Picty se mit soudain à détaler, flairant une présence animale, en se dirigeant vers un de ces grands chênes. Je le trouvai le nez pointé vers un trou dans le tronc à un mètre cinquante de hauteur. Sa queue s’agitait comme une boussole affolée. Le trou regorgeait visiblement d’odeurs multiples.
- Voilà, voilà, on se calme, je vais regarder ce qu’il y a là.
En prenant appui sur une racine qui dépassait du sol, je pus me hisser facilement et jeter un œil. Le trou était profond et sombre. Des plumes et des rubans de couleurs ornaient l’entrée. Je n’arrivais pas à distinguer le fond, la brume mangeait trop de lumière. J’attendis un peu pour vérifier qu’aucun pépiement ne m’interdisait de profaner ce lieu. Puis je plongeai mon bras et tâtai le fond. Des plumes très douces tapissaient l’intérieur, des grains mous devaient être des crottes d’oiseau, rien de bien passionnant. Mais en retirant mon bras, mes doigts glissèrent sur une surface lisse et dure. J’arrivai du bout de mon index à trouver l’arête d’un objet anguleux et à l’aide de mon pouce, je parvins à le redresser et l’attraper. C’était un objet métallique complètement lisse sur une face et ornée de motifs complexes sur l’autre face. Ils faisaient penser à des motifs sud-américains, aztèques ou mayas. Le métal était lourd mais je n’osai imaginer que ce soit de l’or.

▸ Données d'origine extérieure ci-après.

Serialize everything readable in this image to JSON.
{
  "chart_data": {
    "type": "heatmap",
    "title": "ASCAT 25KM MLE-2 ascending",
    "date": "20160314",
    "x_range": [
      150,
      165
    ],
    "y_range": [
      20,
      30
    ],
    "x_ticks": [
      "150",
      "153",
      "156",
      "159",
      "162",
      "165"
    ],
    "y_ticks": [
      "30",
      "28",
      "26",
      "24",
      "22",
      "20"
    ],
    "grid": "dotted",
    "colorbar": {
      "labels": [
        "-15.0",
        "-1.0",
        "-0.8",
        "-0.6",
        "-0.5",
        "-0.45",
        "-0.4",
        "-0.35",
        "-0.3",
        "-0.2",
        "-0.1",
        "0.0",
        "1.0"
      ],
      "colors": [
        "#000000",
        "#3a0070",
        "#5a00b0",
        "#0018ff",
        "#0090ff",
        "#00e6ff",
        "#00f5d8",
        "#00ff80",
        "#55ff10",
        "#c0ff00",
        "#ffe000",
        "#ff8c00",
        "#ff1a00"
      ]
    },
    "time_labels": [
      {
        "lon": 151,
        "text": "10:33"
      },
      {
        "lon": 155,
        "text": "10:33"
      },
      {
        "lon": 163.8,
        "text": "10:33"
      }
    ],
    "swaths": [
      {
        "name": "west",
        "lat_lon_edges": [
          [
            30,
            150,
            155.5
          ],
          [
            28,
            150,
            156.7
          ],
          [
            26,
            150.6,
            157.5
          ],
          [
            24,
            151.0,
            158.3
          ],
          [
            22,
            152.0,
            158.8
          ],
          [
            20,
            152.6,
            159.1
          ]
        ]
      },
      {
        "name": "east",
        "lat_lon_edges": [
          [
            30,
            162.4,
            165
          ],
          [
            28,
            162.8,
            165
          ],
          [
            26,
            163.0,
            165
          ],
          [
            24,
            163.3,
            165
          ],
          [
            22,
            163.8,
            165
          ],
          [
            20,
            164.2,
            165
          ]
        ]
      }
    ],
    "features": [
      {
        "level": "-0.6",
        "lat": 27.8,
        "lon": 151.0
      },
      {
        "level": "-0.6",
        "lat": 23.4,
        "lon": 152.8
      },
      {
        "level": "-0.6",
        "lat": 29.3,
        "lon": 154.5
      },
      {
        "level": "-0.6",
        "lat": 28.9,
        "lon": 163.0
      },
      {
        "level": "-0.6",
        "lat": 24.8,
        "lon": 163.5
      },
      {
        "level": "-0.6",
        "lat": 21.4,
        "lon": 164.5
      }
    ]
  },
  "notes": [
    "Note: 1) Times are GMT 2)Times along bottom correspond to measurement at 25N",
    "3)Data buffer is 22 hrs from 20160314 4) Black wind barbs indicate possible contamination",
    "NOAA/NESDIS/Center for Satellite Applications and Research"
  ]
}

Picty aboya alors qu’une ombre troubla la brume laiteuse. Je n’eus pas le temps de comprendre ce qui se passait qu’une créature ailée fondit en silence vers nous. Elle me frôla du bout de ses grandes ailes et je la vis décrire un large cercle, disparaissant dans le brouillard et après un petit cri bref, réapparut, fonçant droit sur nous. Je glissai sur la racine et tombai lourdement, l’objet s’échappa de ma main et tomba dans l’herbe. Alors, sidéré par son regard perçant, je vis la chouette raser le sol, attraper l’objet, me frôler et repartir d’un battement d’aile vers la cime de l’arbre.
J’étais trempé. La chouette me regardait, plusieurs mètres au-dessus de moi. Mais je n’étais pas disposé à céder un tel objet à un volatile voleur, ni Picty qui jappait avec réprobation. Je me hissai à nouveau sur le tronc pour vérifier s’il n’y avait pas d’autres objets, en parcourant consciencieusement tout le fond du trou avec ma main. Mais il n’y avait pas rien d’autre.
Alors que je me demandais comment j’arriverais à faire lâcher ce trésor à la chouette, un vent se leva, s’engouffra dans l’enclos de la clairière, et la brume s’éleva lentement, dégageant l’espace, révélant tous les chênes qui formaient une sorte de muraille circulaire autour de la clairière. Les troncs étaient noueux, et sur plusieurs d’entre eux, un trou d’une taille semblable à celui de mon tronc creusait l’écorce. C’est alors que je constatai avec stupeur que sur chaque arbre doté d’un trou se tenait une chouette. Toutes me fixaient avec intensité. Il y en avait plus d’une dizaine. Le vent se fit plus fort, tourbillonnant, l’herbe se couchait en suivant son mouvement circulaire. Un sifflement se fit entendre, le vent frottait l’écorce des arbres, secouait les branches et un étrange bourdonnement, très grave s’éleva. J’entendis la vibration sortir du trou devant mon tronc, comme si une gigantesque flûte de pan prenait vie dont les trous seraient dans chacun de ces arbres.
Le son entrait en résonance, je ne pouvais bouger, fasciné par ce phénomène inédit. Le vent enflait, le bourdonnement s’amplifiait et alors que je plaçai mes mains sur mes oreilles, l’air s’apaisa brusquement comme s’il avait trouvé une issue dans cette étrange arène. Le bruit s’arrêta.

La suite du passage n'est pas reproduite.